Young has worked with local students to study the flora and fauna already on the property — creating maps to track growth and species competition in different parts of the land — as well as to plant new wildlife. Milkweed, red oak and apple saplings planted by students are sprouting in the few acres of field at the edge of the property.
Bear, moose, hawks and even a rare species of inland sandpiper have all been spotted on the property. One of the many birdhouses in the conservation area is habitually knocked over by one of the forest’s larger residents — Young suspects a bear.
As an educational tool, hands-on experience is especially useful to students studying forestry, Young said.
“It puts into perspective how long it takes,” Young said. “If you cut cedar out, it’s probably 200 years before you see it again.”
Frenchville’s Dark Sky Observatory is also stationed on the property, at the end of a rocky dirt road overlooking the field. The Upper St. John River Organization is measuring the levels of light pollution at that location with the hopes of certifying the observatory with an official dark sky designation.
Frenchville Town Manager David Cyr received a $55,500 check from the Maine Natural Resource Conservation Program that finalized the easement on the land. Cyr said it’s nice to know that the area will always be a spot for people in Frenchville to study and enjoy nature.

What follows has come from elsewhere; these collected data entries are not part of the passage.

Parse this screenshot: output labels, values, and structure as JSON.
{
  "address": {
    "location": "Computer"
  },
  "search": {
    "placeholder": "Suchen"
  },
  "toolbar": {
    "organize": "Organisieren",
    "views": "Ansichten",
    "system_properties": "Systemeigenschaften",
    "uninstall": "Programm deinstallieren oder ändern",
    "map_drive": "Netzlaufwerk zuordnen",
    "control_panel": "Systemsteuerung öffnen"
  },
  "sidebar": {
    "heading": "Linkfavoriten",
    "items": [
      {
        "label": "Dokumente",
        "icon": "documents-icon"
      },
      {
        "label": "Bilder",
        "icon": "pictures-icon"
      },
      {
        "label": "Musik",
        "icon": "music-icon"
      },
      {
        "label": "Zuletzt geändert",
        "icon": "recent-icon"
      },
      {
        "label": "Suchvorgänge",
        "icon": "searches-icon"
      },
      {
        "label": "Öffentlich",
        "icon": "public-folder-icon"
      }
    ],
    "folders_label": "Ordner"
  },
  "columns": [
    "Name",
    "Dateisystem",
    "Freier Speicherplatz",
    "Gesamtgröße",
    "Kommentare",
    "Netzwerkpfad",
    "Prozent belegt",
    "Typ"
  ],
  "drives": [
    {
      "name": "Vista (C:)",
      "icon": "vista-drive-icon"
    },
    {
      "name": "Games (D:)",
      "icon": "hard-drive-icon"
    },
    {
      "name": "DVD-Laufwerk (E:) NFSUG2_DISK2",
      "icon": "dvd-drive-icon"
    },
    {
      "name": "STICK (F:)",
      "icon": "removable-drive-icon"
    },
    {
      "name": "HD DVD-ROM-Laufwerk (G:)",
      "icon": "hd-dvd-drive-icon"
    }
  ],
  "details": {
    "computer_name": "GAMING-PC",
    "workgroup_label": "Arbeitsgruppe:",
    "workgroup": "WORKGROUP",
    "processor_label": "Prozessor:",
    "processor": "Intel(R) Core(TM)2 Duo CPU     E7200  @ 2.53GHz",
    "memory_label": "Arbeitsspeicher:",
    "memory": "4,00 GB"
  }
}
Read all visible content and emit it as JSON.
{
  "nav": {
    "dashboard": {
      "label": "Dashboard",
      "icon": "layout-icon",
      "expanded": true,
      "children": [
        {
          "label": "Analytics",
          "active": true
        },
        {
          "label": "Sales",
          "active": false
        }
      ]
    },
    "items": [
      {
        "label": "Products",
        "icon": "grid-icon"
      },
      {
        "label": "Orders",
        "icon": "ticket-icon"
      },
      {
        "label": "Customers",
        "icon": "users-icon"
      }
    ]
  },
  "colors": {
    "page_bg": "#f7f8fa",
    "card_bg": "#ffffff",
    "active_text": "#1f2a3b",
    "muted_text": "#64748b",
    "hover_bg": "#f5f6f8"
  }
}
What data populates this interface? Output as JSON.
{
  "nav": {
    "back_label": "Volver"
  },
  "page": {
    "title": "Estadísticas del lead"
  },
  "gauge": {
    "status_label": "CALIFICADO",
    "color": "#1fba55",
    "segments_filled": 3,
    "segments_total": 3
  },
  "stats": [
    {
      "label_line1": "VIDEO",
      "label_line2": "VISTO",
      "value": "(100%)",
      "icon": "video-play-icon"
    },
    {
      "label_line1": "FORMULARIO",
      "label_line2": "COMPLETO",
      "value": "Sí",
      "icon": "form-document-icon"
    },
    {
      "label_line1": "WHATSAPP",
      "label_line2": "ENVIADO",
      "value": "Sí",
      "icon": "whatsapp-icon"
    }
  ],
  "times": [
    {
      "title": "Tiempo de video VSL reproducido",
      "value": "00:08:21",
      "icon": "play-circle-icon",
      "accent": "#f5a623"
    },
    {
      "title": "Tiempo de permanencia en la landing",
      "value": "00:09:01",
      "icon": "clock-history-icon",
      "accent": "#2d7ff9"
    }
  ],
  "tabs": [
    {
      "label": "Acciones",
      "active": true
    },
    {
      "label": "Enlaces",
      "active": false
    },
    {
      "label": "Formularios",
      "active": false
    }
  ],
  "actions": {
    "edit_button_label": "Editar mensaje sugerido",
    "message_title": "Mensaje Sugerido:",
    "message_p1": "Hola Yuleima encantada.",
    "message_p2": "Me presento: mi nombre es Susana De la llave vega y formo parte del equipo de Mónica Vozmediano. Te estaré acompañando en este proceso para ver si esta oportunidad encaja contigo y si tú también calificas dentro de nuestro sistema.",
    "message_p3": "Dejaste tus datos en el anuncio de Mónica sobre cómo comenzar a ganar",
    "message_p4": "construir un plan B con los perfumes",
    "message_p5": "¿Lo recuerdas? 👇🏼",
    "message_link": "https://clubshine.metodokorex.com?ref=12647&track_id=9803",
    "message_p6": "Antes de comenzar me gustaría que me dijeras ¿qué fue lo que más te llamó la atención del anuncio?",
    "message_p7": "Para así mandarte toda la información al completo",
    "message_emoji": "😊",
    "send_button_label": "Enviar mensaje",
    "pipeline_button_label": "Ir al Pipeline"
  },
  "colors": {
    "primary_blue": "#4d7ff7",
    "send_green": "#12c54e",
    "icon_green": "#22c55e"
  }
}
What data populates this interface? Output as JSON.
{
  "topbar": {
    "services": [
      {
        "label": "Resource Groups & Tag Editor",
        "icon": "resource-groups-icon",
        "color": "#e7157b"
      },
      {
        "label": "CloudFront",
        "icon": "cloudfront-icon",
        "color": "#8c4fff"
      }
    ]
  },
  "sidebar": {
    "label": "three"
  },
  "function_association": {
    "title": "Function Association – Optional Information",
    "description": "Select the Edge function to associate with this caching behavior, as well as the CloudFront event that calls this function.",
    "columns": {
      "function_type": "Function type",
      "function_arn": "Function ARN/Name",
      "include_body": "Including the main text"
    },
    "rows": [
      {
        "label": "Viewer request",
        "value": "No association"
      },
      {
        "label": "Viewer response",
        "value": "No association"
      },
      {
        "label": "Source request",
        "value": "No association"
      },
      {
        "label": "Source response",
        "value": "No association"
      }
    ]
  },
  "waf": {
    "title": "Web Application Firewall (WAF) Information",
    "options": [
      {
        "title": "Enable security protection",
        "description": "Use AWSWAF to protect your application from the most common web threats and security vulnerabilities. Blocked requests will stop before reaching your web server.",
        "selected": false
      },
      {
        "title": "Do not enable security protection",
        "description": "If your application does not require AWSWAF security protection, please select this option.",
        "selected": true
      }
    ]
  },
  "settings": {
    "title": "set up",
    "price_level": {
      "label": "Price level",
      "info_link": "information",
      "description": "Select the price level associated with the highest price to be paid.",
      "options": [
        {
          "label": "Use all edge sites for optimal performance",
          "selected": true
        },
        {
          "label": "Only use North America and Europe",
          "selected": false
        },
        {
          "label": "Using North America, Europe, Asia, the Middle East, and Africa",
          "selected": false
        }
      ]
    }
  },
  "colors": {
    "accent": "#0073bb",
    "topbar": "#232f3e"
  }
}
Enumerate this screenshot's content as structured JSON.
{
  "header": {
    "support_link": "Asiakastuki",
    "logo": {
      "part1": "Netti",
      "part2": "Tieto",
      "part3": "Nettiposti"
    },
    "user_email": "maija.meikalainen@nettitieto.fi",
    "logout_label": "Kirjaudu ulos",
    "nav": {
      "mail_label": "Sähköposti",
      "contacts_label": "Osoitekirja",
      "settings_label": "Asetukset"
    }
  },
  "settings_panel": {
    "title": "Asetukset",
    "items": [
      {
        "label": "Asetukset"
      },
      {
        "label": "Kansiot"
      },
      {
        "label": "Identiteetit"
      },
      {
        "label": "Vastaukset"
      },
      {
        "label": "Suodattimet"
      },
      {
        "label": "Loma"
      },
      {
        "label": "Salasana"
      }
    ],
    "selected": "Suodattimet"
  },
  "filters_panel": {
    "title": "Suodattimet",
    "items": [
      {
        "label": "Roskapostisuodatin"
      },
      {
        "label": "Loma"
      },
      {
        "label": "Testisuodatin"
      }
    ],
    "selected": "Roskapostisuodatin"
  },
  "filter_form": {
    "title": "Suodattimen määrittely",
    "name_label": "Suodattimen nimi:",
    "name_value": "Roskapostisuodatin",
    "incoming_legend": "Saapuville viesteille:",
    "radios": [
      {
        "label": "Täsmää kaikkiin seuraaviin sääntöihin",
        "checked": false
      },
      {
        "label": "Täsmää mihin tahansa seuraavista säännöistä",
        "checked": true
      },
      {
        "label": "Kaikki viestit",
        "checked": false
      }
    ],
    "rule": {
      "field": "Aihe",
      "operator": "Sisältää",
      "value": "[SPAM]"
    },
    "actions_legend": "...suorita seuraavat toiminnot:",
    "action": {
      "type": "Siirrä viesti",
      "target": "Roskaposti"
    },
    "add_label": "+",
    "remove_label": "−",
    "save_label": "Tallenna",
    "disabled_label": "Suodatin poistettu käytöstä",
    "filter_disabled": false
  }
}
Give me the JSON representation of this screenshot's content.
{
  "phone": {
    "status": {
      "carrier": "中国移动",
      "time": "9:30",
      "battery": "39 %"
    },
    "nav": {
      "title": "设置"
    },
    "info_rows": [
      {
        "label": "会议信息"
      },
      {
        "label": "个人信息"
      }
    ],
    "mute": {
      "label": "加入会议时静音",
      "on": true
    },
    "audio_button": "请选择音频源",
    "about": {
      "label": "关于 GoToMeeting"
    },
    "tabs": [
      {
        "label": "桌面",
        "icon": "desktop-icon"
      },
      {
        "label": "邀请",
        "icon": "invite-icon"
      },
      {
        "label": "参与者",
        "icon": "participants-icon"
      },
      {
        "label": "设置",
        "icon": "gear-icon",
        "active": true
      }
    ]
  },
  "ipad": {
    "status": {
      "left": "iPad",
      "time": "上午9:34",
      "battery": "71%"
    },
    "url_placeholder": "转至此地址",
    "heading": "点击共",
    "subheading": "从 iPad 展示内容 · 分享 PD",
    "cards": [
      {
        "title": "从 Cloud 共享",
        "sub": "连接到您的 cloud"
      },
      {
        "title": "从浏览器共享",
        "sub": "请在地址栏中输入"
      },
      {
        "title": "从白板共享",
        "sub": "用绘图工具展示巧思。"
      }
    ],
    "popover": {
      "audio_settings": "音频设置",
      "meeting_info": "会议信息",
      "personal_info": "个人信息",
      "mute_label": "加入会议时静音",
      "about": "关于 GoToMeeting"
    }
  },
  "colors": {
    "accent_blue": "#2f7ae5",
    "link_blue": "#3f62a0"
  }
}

While the revenue is a nice addition to the town’s budget, Cyr said that wasn’t necessarily the intention when his predecessors tapped Young to help preserve the land years ago. The fact that Young stuck it out for more than a decade to see the project to completion is remarkable in its own right.
“A lesser mortal would have given up long ago,” Cyr said.
The land conservation area remains open to the public.
Correction: A previous version of this article misstated the name of the Upper St. John River Organization.